All of lore.kernel.org
 help / color / mirror / Atom feed
From: Keith Busch <kbusch@kernel.org>
To: Hannes Reinecke <hare@suse.de>
Cc: Daniel Wagner <dwagner@suse.de>, Sagi Grimberg <sagi@grimberg.me>,
	Jens Axboe <axboe@fb.com>, Christoph Hellwig <hch@lst.de>,
	linux-nvme@lists.infradead.org, linux-kernel@vger.kernel.org
Subject: Re: [PATCH] nvme-tcp: Check if request has started before processing it
Date: Wed, 3 Mar 2021 03:45:29 +0900	[thread overview]
Message-ID: <20210302184529.GB22346@redsun51.ssa.fujisawa.hgst.com> (raw)
In-Reply-To: <8eb26510-03e1-7923-0f47-2a8d3d539963@suse.de>

On Tue, Mar 02, 2021 at 08:18:40AM +0100, Hannes Reinecke wrote:
> On 3/1/21 9:59 PM, Keith Busch wrote:
> > On Mon, Mar 01, 2021 at 05:53:25PM +0100, Hannes Reinecke wrote:
> >> On 3/1/21 5:05 PM, Keith Busch wrote:
> >>> On Mon, Mar 01, 2021 at 02:55:30PM +0100, Hannes Reinecke wrote:
> >>>> On 3/1/21 2:26 PM, Daniel Wagner wrote:
> >>>>> On Sat, Feb 27, 2021 at 02:19:01AM +0900, Keith Busch wrote:
> >>>>>> Crashing is bad, silent data corruption is worse. Is there truly no
> >>>>>> defense against that? If not, why should anyone rely on this?
> >>>>>
> >>>>> If we receive an response for which we don't have a started request, we
> >>>>> know that something is wrong. Couldn't we in just reset the connection
> >>>>> in this case? We don't have to pretend nothing has happened and
> >>>>> continuing normally. This would avoid a host crash and would not create
> >>>>> (more) data corruption. Or I am just too naive?
> >>>>>
> >>>> This is actually a sensible solution.
> >>>> Please send a patch for that.
> >>>
> >>> Is a bad frame a problem that can be resolved with a reset?
> >>>
> >>> Even if so, the reset doesn't indicate to the user if previous commands
> >>> completed with bad data, so it still seems unreliable.
> >>>
> >> We need to distinguish two cases here.
> >> The one is use receiving a frame with an invalid tag, leading to a crash.
> >> This can be easily resolved by issuing a reset, as clearly the command was
> >> garbage and we need to invoke error handling (which is reset).
> >>
> >> The other case is us receiving a frame with a _duplicate_ tag, ie a tag
> >> which is _currently_ valid.
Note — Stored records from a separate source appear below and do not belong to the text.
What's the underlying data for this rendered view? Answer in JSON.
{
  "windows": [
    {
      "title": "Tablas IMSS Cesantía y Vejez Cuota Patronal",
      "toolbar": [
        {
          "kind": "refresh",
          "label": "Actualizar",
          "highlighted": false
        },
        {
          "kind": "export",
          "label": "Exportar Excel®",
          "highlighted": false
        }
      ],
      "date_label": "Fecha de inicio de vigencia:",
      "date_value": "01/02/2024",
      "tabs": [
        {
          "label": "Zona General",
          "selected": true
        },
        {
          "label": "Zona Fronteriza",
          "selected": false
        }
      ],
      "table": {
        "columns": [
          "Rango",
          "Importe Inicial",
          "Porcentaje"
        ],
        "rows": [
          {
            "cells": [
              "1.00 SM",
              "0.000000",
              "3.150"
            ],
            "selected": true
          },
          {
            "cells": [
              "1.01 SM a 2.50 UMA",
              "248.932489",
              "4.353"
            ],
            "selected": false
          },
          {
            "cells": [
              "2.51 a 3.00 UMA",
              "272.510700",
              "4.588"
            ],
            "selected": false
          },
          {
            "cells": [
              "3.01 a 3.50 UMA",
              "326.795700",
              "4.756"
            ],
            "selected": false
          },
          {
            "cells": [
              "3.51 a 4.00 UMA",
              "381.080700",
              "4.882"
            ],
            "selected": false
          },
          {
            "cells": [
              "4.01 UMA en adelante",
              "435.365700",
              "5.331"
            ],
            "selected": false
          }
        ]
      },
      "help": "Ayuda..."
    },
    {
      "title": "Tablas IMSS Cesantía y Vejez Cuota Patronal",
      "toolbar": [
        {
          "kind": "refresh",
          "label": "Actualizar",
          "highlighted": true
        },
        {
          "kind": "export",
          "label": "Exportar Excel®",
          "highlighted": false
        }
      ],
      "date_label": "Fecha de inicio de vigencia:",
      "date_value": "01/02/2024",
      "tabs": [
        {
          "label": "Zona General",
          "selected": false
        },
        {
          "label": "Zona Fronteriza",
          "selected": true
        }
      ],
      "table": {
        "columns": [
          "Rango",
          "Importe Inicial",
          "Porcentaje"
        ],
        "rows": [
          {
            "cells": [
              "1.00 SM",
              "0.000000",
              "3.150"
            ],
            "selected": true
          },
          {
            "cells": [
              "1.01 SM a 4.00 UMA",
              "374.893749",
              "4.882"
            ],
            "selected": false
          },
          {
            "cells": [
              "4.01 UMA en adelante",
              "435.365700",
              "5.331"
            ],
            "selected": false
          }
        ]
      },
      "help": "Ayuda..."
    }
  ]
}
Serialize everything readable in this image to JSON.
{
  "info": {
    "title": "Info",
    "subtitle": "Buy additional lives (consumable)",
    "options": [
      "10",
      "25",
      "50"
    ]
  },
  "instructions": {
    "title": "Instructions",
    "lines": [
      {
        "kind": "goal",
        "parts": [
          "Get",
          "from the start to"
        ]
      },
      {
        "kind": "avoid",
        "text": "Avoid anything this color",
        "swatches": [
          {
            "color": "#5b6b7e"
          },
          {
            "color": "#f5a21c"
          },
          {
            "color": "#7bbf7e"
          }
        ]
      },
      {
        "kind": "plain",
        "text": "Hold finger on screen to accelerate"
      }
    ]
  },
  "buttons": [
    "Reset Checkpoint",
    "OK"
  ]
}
This is a case which will fail _even now_, as we
> >> have simply no way of detecting this.
> >>
> >> So what again do we miss by fixing the first case?
> >> Apart from a system which does _not_ crash?
> > 
> > I'm just saying each case is a symptom of the same problem. The only
> > difference from observing one vs the other is a race with the host's
> > dispatch. And since you're proposing this patch, it sounds like this
> > condition does happen on tcp compared to other transports where we don't
> > observe it. I just thought the implication that data corruption happens
> > is a alarming.
> > 
> Oh yes, it is.
> But sadly TCP inherently suffers from this, as literally anyone can
> spoof frames on the network.
> Other transports like RDMA or FC do not suffer to that extend as
> spoofing frames there is far more elaborate, and not really possible
> without dedicated hardware equipment.
> 
> That's why there is header and data digest; that will protect you
> against accidental frame corruption (as this case clearly is; the
> remainder of the frame is filled with zeroes).
> It would not protect you against deliberate frame corruption; that's why
> there is TPAR 8010 (TLS encryption for NVMe-TCP).
> 
> Be it as it may, none of these methods are in use here, and none of
> these methods can be made mandatory. So we need to deal with the case at
> hand.
> 
> And in my opinion crashing is the _worst_ options of all.
> Tear the connection down, reset the thing, whatever.
> 
> But do not crash.
> Customers tend to have a very dim view on crashing machines, and have a
> very limited capacity for being susceptible to our reasoning in these cases.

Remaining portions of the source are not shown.